Brigitte Rohwerder is a Research Officer in the Participation, Inclusion and Social Change research cluster. Her current work mainly focuses on themes of social justice and inclusion, particularly disability inclusion in low-income contexts, using participatory methods. Her research interests include disability stigma, forced displacement, and marginalised groups’ experiences of conflict, crises and humanitarian response.
Her work at IDS has included the BASIC (Better Social Assistance in Crises) programme, where she is working on a participatory research project looking at marginalised peoples’ experiences around accessing social assistance in crises settings in northern Uganda and the Kurdistan Region of Iraq. The Disability Inclusive Development programme, where her focus has been on supporting a participatory research project looking at experiences of children with disabilities of pre-primary education in Kenya, as well as providing situational overviews of disability in several different countries. In the Inclusion Works programme, she worked on people with disabilities experiences during the Covid-19 pandemic, people with disabilities experiences of inclusive employment, and co-facilitating participatory methods workshops in Kenya and Uganda. She did additional work on the effects of the pandemic through PARDAN (focused on adolescents with disabilities in Nepal) and the Covid Collective (focused mainly on forcibly displaced persons). She has worked for K4D (Knowledge and Evidence for Development) and the GSDRC helpdesks on disability inclusion, humanitarian response, conflict, governance, and social development issues, providing support to FCDO (previously DFID), DFAT and EC advisors. She has also worked with the Humanitarian Learning Centre and on the Balancing unpaid care work and paid work project.

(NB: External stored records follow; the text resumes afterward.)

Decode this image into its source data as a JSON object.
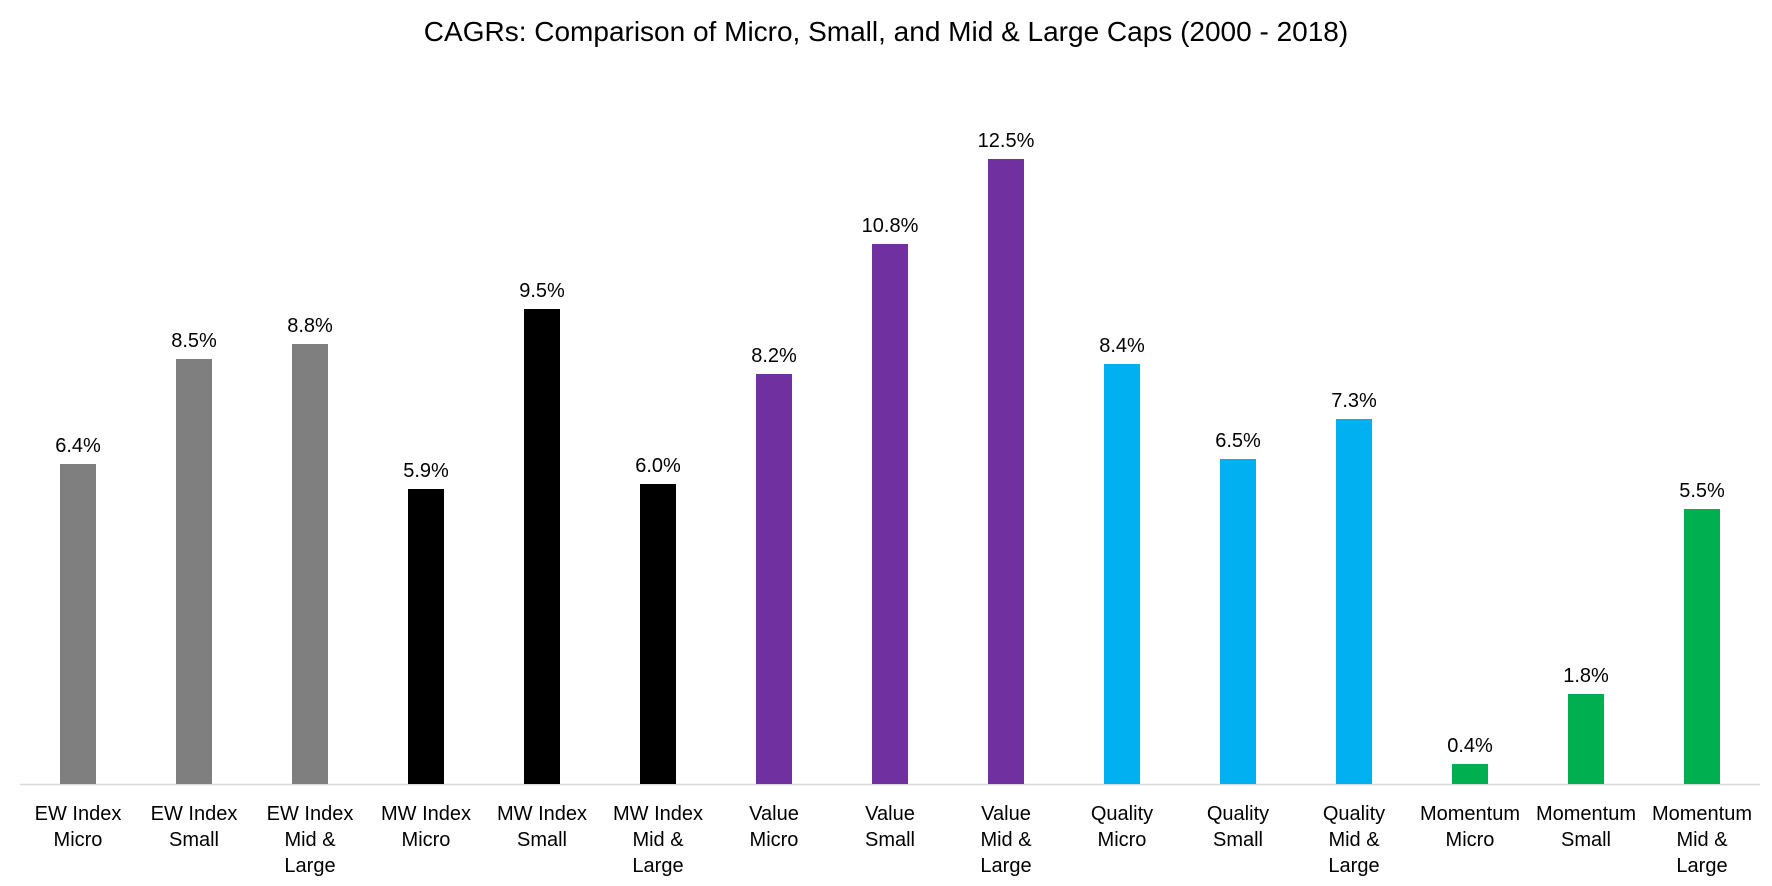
{
  "chart_data": {
    "type": "bar",
    "title": "CAGRs: Comparison of Micro, Small, and Mid & Large Caps (2000 - 2018)",
    "xlabel": "",
    "ylabel": "",
    "ylim": [
      0,
      13
    ],
    "grid": false,
    "legend": "none",
    "categories": [
      [
        "EW Index",
        "Micro"
      ],
      [
        "EW Index",
        "Small"
      ],
      [
        "EW Index",
        "Mid &",
        "Large"
      ],
      [
        "MW Index",
        "Micro"
      ],
      [
        "MW Index",
        "Small"
      ],
      [
        "MW Index",
        "Mid &",
        "Large"
      ],
      [
        "Value",
        "Micro"
      ],
      [
        "Value",
        "Small"
      ],
      [
        "Value",
        "Mid &",
        "Large"
      ],
      [
        "Quality",
        "Micro"
      ],
      [
        "Quality",
        "Small"
      ],
      [
        "Quality",
        "Mid &",
        "Large"
      ],
      [
        "Momentum",
        "Micro"
      ],
      [
        "Momentum",
        "Small"
      ],
      [
        "Momentum",
        "Mid &",
        "Large"
      ]
    ],
    "values": [
      6.4,
      8.5,
      8.8,
      5.9,
      9.5,
      6.0,
      8.2,
      10.8,
      12.5,
      8.4,
      6.5,
      7.3,
      0.4,
      1.8,
      5.5
    ],
    "value_labels": [
      "6.4%",
      "8.5%",
      "8.8%",
      "5.9%",
      "9.5%",
      "6.0%",
      "8.2%",
      "10.8%",
      "12.5%",
      "8.4%",
      "6.5%",
      "7.3%",
      "0.4%",
      "1.8%",
      "5.5%"
    ],
    "colors": [
      "#7f7f7f",
      "#7f7f7f",
      "#7f7f7f",
      "#000000",
      "#000000",
      "#000000",
      "#7030a0",
      "#7030a0",
      "#7030a0",
      "#00b0f0",
      "#00b0f0",
      "#00b0f0",
      "#00b050",
      "#00b050",
      "#00b050"
    ]
  }
}
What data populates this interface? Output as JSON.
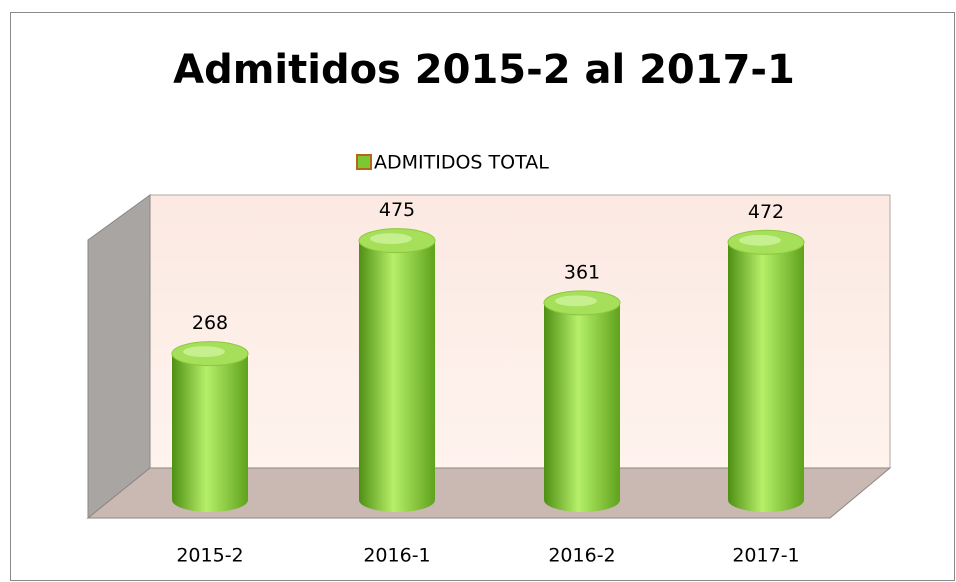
{
  "chart_data": {
    "type": "bar",
    "title": "Admitidos 2015-2 al 2017-1",
    "categories": [
      "2015-2",
      "2016-1",
      "2016-2",
      "2017-1"
    ],
    "series": [
      {
        "name": "ADMITIDOS TOTAL",
        "color": "#7cc832",
        "values": [
          268,
          475,
          361,
          472
        ]
      }
    ],
    "ylim": [
      0,
      500
    ],
    "legend": "top"
  }
}
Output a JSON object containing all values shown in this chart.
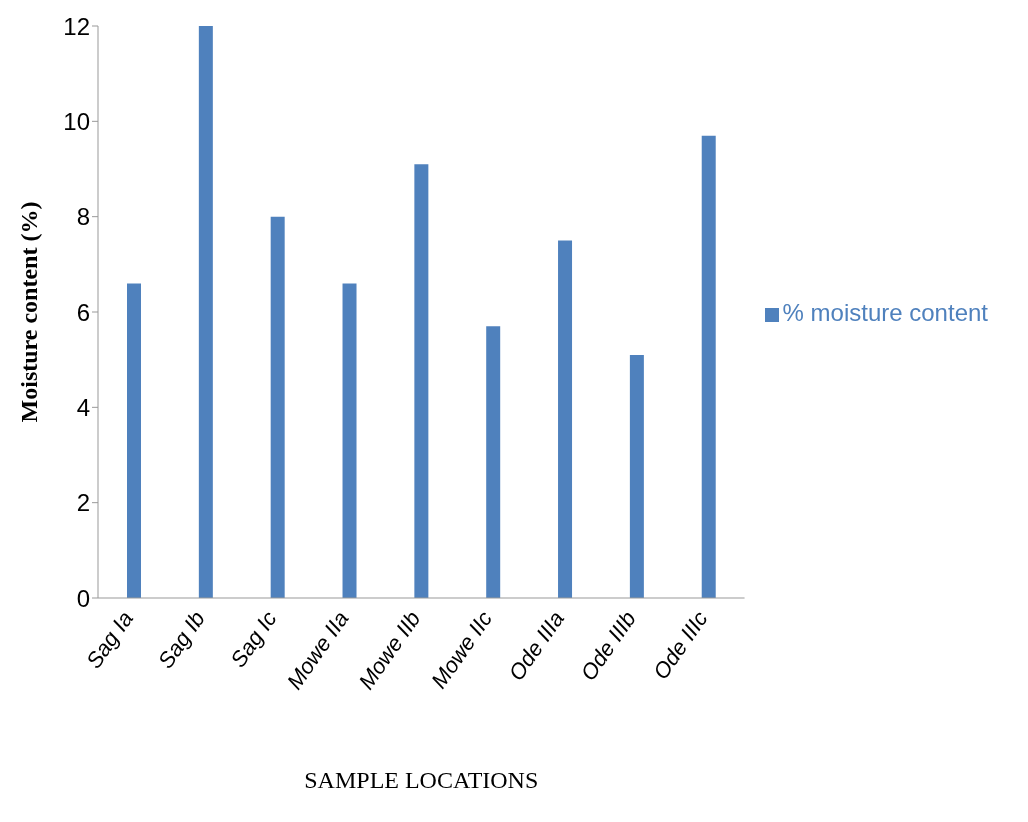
{
  "chart_data": {
    "type": "bar",
    "xlabel": "SAMPLE LOCATIONS",
    "ylabel": "Moisture content (%)",
    "categories": [
      "Sag Ia",
      "Sag Ib",
      "Sag Ic",
      "Mowe IIa",
      "Mowe IIb",
      "Mowe IIc",
      "Ode IIIa",
      "Ode IIIb",
      "Ode IIIc"
    ],
    "series": [
      {
        "name": "% moisture content",
        "color": "#4f81bd",
        "values": [
          6.6,
          12,
          8,
          6.6,
          9.1,
          5.7,
          7.5,
          5.1,
          9.7
        ]
      }
    ],
    "ylim": [
      0,
      12
    ],
    "yticks": [
      0,
      2,
      4,
      6,
      8,
      10,
      12
    ],
    "grid": false,
    "legend": "right"
  }
}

Previously, she worked as a researcher for the Post-War Reconstruction and Development Unit (PRDU) on evaluations for DFID, UNICEF and the Government of Afghanistan related to education, refugee return, disaster preparation and response. She has a Masters in Post-War Recovery Studies from the University of York and a Masters (Hons) in International Relations from the University of St. Andrews, as well as a post graduate certificate in Disability Studies: Inclusive Theory and Research (MSc) from the University of Bristol.